Installare una colonnina, però, non significa semplicemente aggiungere un punto di ricarica nel parcheggio. Per evitare sprechi, problemi di potenza o consumi difficili da controllare, è importante progettare la soluzione in base alle reali esigenze dell’attività.
Una corretta infrastruttura di ricarica deve essere pratica, sicura e proporzionata: non sovradimensionata, ma nemmeno limitante per l’uso quotidiano dei veicoli.
Perché la ricarica delle flotte aziendali va progettata con attenzione
Ogni azienda ha abitudini diverse. C’è chi ricarica i mezzi durante la notte, chi ha bisogno di ricaricare le auto tra un appuntamento e l’altro e chi vuole mettere a disposizione una colonnina anche per dipendenti, collaboratori o clienti.
Prima di installare colonnine di ricarica aziendali, è utile valutare:
- numero di veicoli da ricaricare
- tempi medi di sosta
- potenza elettrica disponibile
- orari di utilizzo dei mezzi
- consumi complessivi dell’attività
- possibilità di integrare la ricarica con il fotovoltaico./li>
Questa analisi iniziale aiuta a evitare impianti poco pratici, troppo costosi o non coerenti con il reale utilizzo della flotta.
Cosa valutare prima di installare colonnine in azienda
La scelta delle colonnine dipende dal tipo di veicoli, dalla frequenza di ricarica e dallo spazio disponibile. In alcuni casi può essere sufficiente una soluzione semplice per poche auto aziendali; in altri può servire una gestione più organizzata dei punti di ricarica.
Un aspetto importante è l’impianto elettrico esistente.
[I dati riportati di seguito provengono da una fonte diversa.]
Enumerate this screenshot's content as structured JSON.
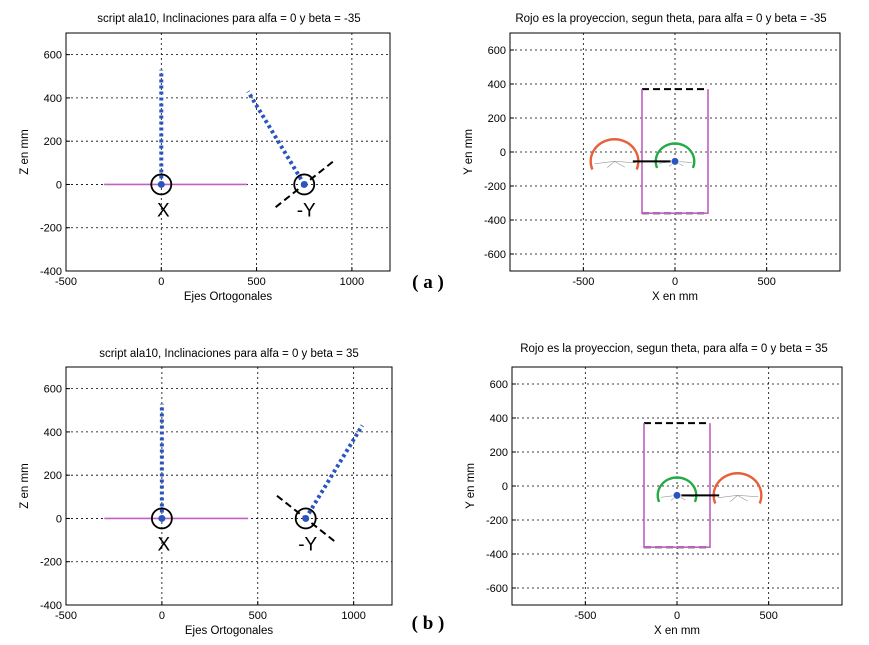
{
  "chart_data": [
    {
      "type": "line",
      "title": "script ala10, Inclinaciones para alfa = 0  y beta = -35",
      "xlabel": "Ejes Ortogonales",
      "ylabel": "Z en mm",
      "xlim": [
        -500,
        1200
      ],
      "ylim": [
        -400,
        700
      ],
      "xticks": [
        "-500",
        "0",
        "500",
        "1000"
      ],
      "yticks": [
        "-400",
        "-200",
        "0",
        "200",
        "400",
        "600"
      ],
      "grid": true,
      "series": [
        {
          "style": "solid",
          "color": "#c060c0",
          "x": [
            -300,
            450
          ],
          "y": [
            0,
            0
          ]
        },
        {
          "style": "dotted",
          "color": "#2a55c0",
          "x": [
            0,
            0
          ],
          "y": [
            0,
            530
          ]
        },
        {
          "style": "dotted",
          "color": "#2a55c0",
          "x": [
            750,
            455
          ],
          "y": [
            0,
            430
          ]
        },
        {
          "style": "dashed",
          "color": "#000000",
          "x": [
            600,
            900
          ],
          "y": [
            -105,
            105
          ]
        }
      ],
      "annotations": [
        {
          "text": "X",
          "x": 0,
          "y": 0,
          "marker": "circle"
        },
        {
          "text": "-Y",
          "x": 750,
          "y": 0,
          "marker": "circle"
        }
      ]
    },
    {
      "type": "line",
      "title": "Rojo es la proyeccion, segun theta, para alfa = 0  y beta = -35",
      "xlabel": "X en mm",
      "ylabel": "Y en mm",
      "xlim": [
        -900,
        900
      ],
      "ylim": [
        -700,
        700
      ],
      "xticks": [
        "-500",
        "0",
        "500"
      ],
      "yticks": [
        "-600",
        "-400",
        "-200",
        "0",
        "200",
        "400",
        "600"
      ],
      "grid": true,
      "series": [
        {
          "style": "dashed",
          "color": "#000000",
          "x": [
            -180,
            180
          ],
          "y": [
            370,
            370
          ]
        },
        {
          "style": "dashed",
          "color": "#000000",
          "x": [
            -180,
            180
          ],
          "y": [
            -360,
            -360
          ]
        },
        {
          "style": "solid",
          "color": "#c060c0",
          "x": [
            -180,
            -180,
            180,
            180
          ],
          "y": [
            370,
            -360,
            -360,
            370
          ]
        },
        {
          "style": "arc",
          "color": "#e8603a",
          "name": "",
          "cx": -330,
          "cy": -55,
          "r": 130
        },
        {
          "style": "arc",
          "color": "#22aa44",
          "name": "",
          "cx": 0,
          "cy": -55,
          "r": 105
        },
        {
          "style": "solid",
          "color": "#000000",
          "x": [
            -230,
            0
          ],
          "y": [
            -55,
            -55
          ]
        }
      ]
    },
    {
      "type": "line",
      "title": "script ala10, Inclinaciones para alfa = 0  y beta = 35",
      "xlabel": "Ejes Ortogonales",
      "ylabel": "Z en mm",
      "xlim": [
        -500,
        1200
      ],
      "ylim": [
        -400,
        700
      ],
      "xticks": [
        "-500",
        "0",
        "500",
        "1000"
      ],
      "yticks": [
        "-400",
        "-200",
        "0",
        "200",
        "400",
        "600"
      ],
      "grid": true,
      "series": [
        {
          "style": "solid",
          "color": "#c060c0",
          "x": [
            -300,
            450
          ],
          "y": [
            0,
            0
          ]
        },
        {
          "style": "dotted",
          "color": "#2a55c0",
          "x": [
            0,
            0
          ],
          "y": [
            0,
            530
          ]
        },
        {
          "style": "dotted",
          "color": "#2a55c0",
          "x": [
            750,
            1045
          ],
          "y": [
            0,
            430
          ]
        },
        {
          "style": "dashed",
          "color": "#000000",
          "x": [
            600,
            900
          ],
          "y": [
            105,
            -105
          ]
        }
      ],
      "annotations": [
        {
          "text": "X",
          "x": 0,
          "y": 0,
          "marker": "circle"
        },
        {
          "text": "-Y",
          "x": 750,
          "y": 0,
          "marker": "circle"
        }
      ]
    },
    {
      "type": "line",
      "title": "Rojo es la proyeccion, segun theta, para alfa = 0  y beta = 35",
      "xlabel": "X en mm",
      "ylabel": "Y en mm",
      "xlim": [
        -900,
        900
      ],
      "ylim": [
        -700,
        700
      ],
      "xticks": [
        "-500",
        "0",
        "500"
      ],
      "yticks": [
        "-600",
        "-400",
        "-200",
        "0",
        "200",
        "400",
        "600"
      ],
      "grid": true,
      "series": [
        {
          "style": "dashed",
          "color": "#000000",
          "x": [
            -180,
            180
          ],
          "y": [
            370,
            370
          ]
        },
        {
          "style": "dashed",
          "color": "#000000",
          "x": [
            -180,
            180
          ],
          "y": [
            -360,
            -360
          ]
        },
        {
          "style": "solid",
          "color": "#c060c0",
          "x": [
            -180,
            -180,
            180,
            180
          ],
          "y": [
            370,
            -360,
            -360,
            370
          ]
        },
        {
          "style": "arc",
          "color": "#22aa44",
          "name": "",
          "cx": 0,
          "cy": -55,
          "r": 105
        },
        {
          "style": "arc",
          "color": "#e8603a",
          "name": "",
          "cx": 330,
          "cy": -55,
          "r": 130
        },
        {
          "style": "solid",
          "color": "#000000",
          "x": [
            0,
            230
          ],
          "y": [
            -55,
            -55
          ]
        }
      ]
    }
  ],
  "panel_labels": [
    "( a )",
    "( b )"
  ]
}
Se la potenza non è adeguata o i carichi non sono distribuiti correttamente, la ricarica può creare disagi all’attività o incidere troppo sui consumi.
Per questo Guidi Impianti affianca le aziende anche nella valutazione degli impianti elettrici collegati all’intervento, così da progettare una soluzione completa e sicura.
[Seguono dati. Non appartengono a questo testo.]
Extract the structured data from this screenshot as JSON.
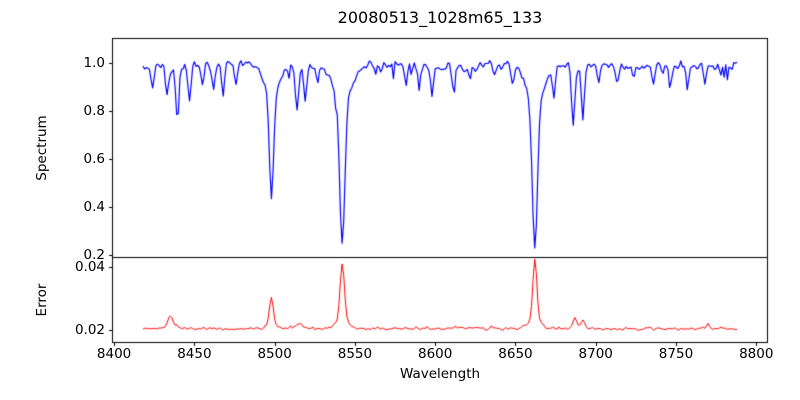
{
  "figure": {
    "background": "#ffffff",
    "axis_color": "#000000"
  },
  "chart_data": {
    "type": "line",
    "title": "20080513_1028m65_133",
    "xlabel": "Wavelength",
    "xlim": [
      8399,
      8807
    ],
    "x_data_range": [
      8418,
      8788
    ],
    "x_ticks": [
      8400,
      8450,
      8500,
      8550,
      8600,
      8650,
      8700,
      8750,
      8800
    ],
    "grid": false,
    "legend": null,
    "panels": [
      {
        "ylabel": "Spectrum",
        "ylim": [
          0.19,
          1.1
        ],
        "yticks": [
          {
            "v": 0.2,
            "label": "0.2"
          },
          {
            "v": 0.4,
            "label": "0.4"
          },
          {
            "v": 0.6,
            "label": "0.6"
          },
          {
            "v": 0.8,
            "label": "0.8"
          },
          {
            "v": 1.0,
            "label": "1.0"
          }
        ],
        "series": {
          "name": "spectrum",
          "color": "#0000ff",
          "continuum": 0.985,
          "noise_sigma": 0.016,
          "lines_format": "[center_wavelength, min_flux, sigma_angstrom]",
          "lines": [
            [
              8424,
              0.9,
              0.9
            ],
            [
              8433,
              0.87,
              0.9
            ],
            [
              8439.5,
              0.76,
              0.9
            ],
            [
              8447,
              0.84,
              0.9
            ],
            [
              8455,
              0.91,
              0.8
            ],
            [
              8462,
              0.9,
              0.8
            ],
            [
              8468,
              0.86,
              0.9
            ],
            [
              8476,
              0.92,
              0.8
            ],
            [
              8498.0,
              0.44,
              1.3
            ],
            [
              8514,
              0.8,
              1.0
            ],
            [
              8519,
              0.84,
              0.9
            ],
            [
              8527,
              0.91,
              0.8
            ],
            [
              8542.1,
              0.25,
              1.6
            ],
            [
              8582,
              0.91,
              0.8
            ],
            [
              8590,
              0.93,
              0.8
            ],
            [
              8598,
              0.85,
              0.9
            ],
            [
              8611,
              0.9,
              0.9
            ],
            [
              8622,
              0.92,
              0.8
            ],
            [
              8637,
              0.93,
              0.8
            ],
            [
              8648,
              0.9,
              0.9
            ],
            [
              8662.1,
              0.23,
              1.6
            ],
            [
              8674,
              0.85,
              0.9
            ],
            [
              8686,
              0.73,
              1.0
            ],
            [
              8692,
              0.76,
              0.9
            ],
            [
              8702,
              0.93,
              0.8
            ],
            [
              8713,
              0.91,
              0.9
            ],
            [
              8724,
              0.93,
              0.8
            ],
            [
              8736,
              0.91,
              0.9
            ],
            [
              8747,
              0.93,
              0.8
            ],
            [
              8757,
              0.9,
              0.9
            ],
            [
              8768,
              0.92,
              0.8
            ],
            [
              8778,
              0.93,
              0.8
            ]
          ]
        }
      },
      {
        "ylabel": "Error",
        "ylim": [
          0.016,
          0.043
        ],
        "yticks": [
          {
            "v": 0.02,
            "label": "0.02"
          },
          {
            "v": 0.04,
            "label": "0.04"
          }
        ],
        "series": {
          "name": "error",
          "color": "#ff0000",
          "baseline": 0.0204,
          "noise_sigma": 0.0003,
          "peaks_format": "[center_wavelength, peak_value, sigma_angstrom]",
          "peaks": [
            [
              8435,
              0.0242,
              1.5
            ],
            [
              8498,
              0.0302,
              1.2
            ],
            [
              8516,
              0.0224,
              1.4
            ],
            [
              8542.1,
              0.0408,
              1.3
            ],
            [
              8662.1,
              0.0426,
              1.2
            ],
            [
              8687,
              0.0236,
              1.1
            ],
            [
              8692,
              0.0227,
              1.0
            ],
            [
              8770,
              0.0218,
              0.9
            ]
          ]
        }
      }
    ]
  }
}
Potenza, numero di veicoli e gestione dei carichi: gli errori da evitare
Uno degli errori più comuni è scegliere la colonnina solo in base alla potenza massima. In realtà, ciò che conta è progettare un sistema che funzioni bene nella pratica.
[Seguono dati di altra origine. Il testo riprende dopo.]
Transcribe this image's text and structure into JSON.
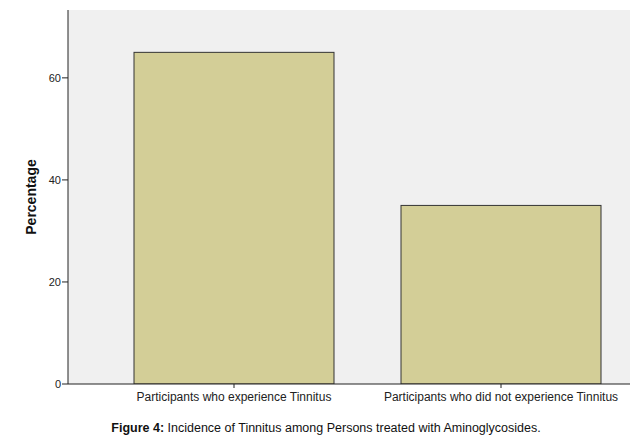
{
  "chart_data": {
    "type": "bar",
    "title": "Figure 4: Incidence of Tinnitus among Persons treated with Aminoglycosides.",
    "y_label": "Percentage",
    "categories": [
      "Participants who experience Tinnitus",
      "Participants who did not experience Tinnitus"
    ],
    "values": [
      65,
      35
    ],
    "color": "#d3ce97",
    "ylim": [
      0,
      73.3
    ],
    "yticks": [
      0,
      20,
      40,
      60
    ],
    "grid": false
  }
}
Se più veicoli vengono collegati nello stesso momento, serve capire come distribuire l’energia disponibile senza creare picchi inutili o problemi all’impianto. Una buona progettazione permette di gestire meglio i carichi, ottimizzare i consumi e rendere la ricarica più adatta ai ritmi dell’azienda.
Per approfondire le soluzioni disponibili, puoi consultare la pagina dedicata alle colonnine di ricarica.
Fotovoltaico e ricarica aziendale: quando l’integrazione ha senso
Per molte attività, la ricarica dei veicoli può diventare ancora più interessante se integrata con un impianto fotovoltaico. Quando l’azienda consuma energia durante il giorno, una parte della produzione può essere utilizzata anche per alimentare i mezzi elettrici.
L’integrazione con il fotovoltaico per aziende va però valutata con attenzione, considerando consumi, orari di ricarica, superficie disponibile e obiettivi dell’impresa.
Non sempre serve una soluzione complessa: spesso la scelta migliore è quella più coerente con i consumi reali e con l’organizzazione quotidiana dell’attività.
Colonnine per flotte aziendali a Pesaro, Fano e Ancona: a chi affidarsi
Guidi Impianti supporta aziende, professionisti e attività locali nella progettazione e installazione di soluzioni per la ricarica di flotte aziendali a Pesaro, Fano e Ancona.
Dalla valutazione dell’impianto elettrico alla scelta delle colonnine, fino all’eventuale integrazione con il fotovoltaico, l’obiettivo è creare una soluzione pratica, sicura e adatta alle reali esigenze dell’attività.